Business Continuity and Disaster Recovery (BCDR)
BCDR has long been an essential requirement for critical applications and services. This includes backup, high availability and disaster recovery capabilities. However, server virtualization has changed the way modern IT organizations view BCDR. Instead of the traditional methods of installing and maintaining backup agents on each virtual machine, IT organizations should utilize tools that integrate with snapshot and off-host backup capabilities provided by most hypervisor vendors - thus enabling backups without disrupting operations on the VM and offloading workload from production servers to proxy ones. Activities within this task should ensure that:

• Machines are backed up according to a pre-defined schedule, and granular restores using push button failback are possible.
• Critical applications and systems are highly available, and use automated V2V or V2P failover for individual systems / clusters.
• Non-disruptive recovery testing capabilities are available for the administrators, etc.

The one week timeline scheduled for this task assumes the existence of comprehensive BCDR plans for the physical workloads, which then only need to be translated into the virtual environment.

Production Testing and Final Deliverables
The breadth and depth of post-migration testing will vary according to the importance of the migrated workload; less critical workloads might require only basic acceptance tests, while critical ones might necessitate comprehensive QA tests. In addition, this task should include follow up on any changes that the migration teams should have applied to a VM but are unable to perform due to timing or need for additional change management approval. All such post-migration recommendations should be noted, as appropriate, within the post-test delivery document(s).

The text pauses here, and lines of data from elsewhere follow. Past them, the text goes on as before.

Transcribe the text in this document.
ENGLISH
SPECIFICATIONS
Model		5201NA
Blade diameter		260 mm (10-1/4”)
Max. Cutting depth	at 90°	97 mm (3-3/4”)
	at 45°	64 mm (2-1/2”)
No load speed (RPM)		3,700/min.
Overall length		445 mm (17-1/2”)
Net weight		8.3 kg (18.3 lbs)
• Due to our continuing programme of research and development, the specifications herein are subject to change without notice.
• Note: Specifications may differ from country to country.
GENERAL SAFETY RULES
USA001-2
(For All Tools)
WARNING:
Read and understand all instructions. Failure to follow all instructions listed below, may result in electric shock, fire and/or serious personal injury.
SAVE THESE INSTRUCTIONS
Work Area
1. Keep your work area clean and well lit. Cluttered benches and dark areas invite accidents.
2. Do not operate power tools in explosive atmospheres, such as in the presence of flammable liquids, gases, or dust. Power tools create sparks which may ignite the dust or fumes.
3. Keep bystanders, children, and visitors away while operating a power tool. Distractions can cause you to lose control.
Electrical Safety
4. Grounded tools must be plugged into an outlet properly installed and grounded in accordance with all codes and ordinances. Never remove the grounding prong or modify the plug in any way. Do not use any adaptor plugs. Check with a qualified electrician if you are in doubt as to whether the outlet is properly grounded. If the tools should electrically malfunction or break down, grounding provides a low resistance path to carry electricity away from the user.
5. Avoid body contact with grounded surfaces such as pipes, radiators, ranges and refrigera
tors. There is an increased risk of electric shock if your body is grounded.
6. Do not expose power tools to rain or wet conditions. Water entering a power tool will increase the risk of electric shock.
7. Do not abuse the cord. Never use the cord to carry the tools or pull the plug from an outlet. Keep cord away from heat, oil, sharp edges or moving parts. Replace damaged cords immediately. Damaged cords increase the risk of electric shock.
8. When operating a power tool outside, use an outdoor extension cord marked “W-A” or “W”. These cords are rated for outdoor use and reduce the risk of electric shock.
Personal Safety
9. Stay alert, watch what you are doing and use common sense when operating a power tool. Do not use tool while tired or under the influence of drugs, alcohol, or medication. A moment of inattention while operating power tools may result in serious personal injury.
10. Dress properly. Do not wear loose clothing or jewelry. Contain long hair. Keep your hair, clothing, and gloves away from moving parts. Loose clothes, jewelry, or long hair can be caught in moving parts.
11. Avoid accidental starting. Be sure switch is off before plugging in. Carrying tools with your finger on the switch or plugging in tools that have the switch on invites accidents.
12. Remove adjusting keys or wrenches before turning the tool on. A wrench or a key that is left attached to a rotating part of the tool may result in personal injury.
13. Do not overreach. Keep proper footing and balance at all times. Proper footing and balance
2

This final stage of the implementation process should include the delivery of documentation on the conversion and migration workflow and procedures for all workloads. Doing so will remove dependency on acquired tribal knowledge and allow staffing resources to be relatively interchangeable. These artifacts and related best practices documents will also allow the continuation of the migration process for additional workloads in an autonomous fashion in the future if desired.

Conclusion
In Part 2, we focused on building and maintaining a mature and optimized infrastructure that is essential for IT organizations to virtualize tier 1 workloads and achieve increased capacity utilization on the virtual hosts. In Part 3, we will focus on tackling problems such as "VM sprawl" (the problem of uncontrolled workloads), increased provisioning and configuration errors, and the lack of a detailed audit trail - all of which significantly increase the risk of service downtime.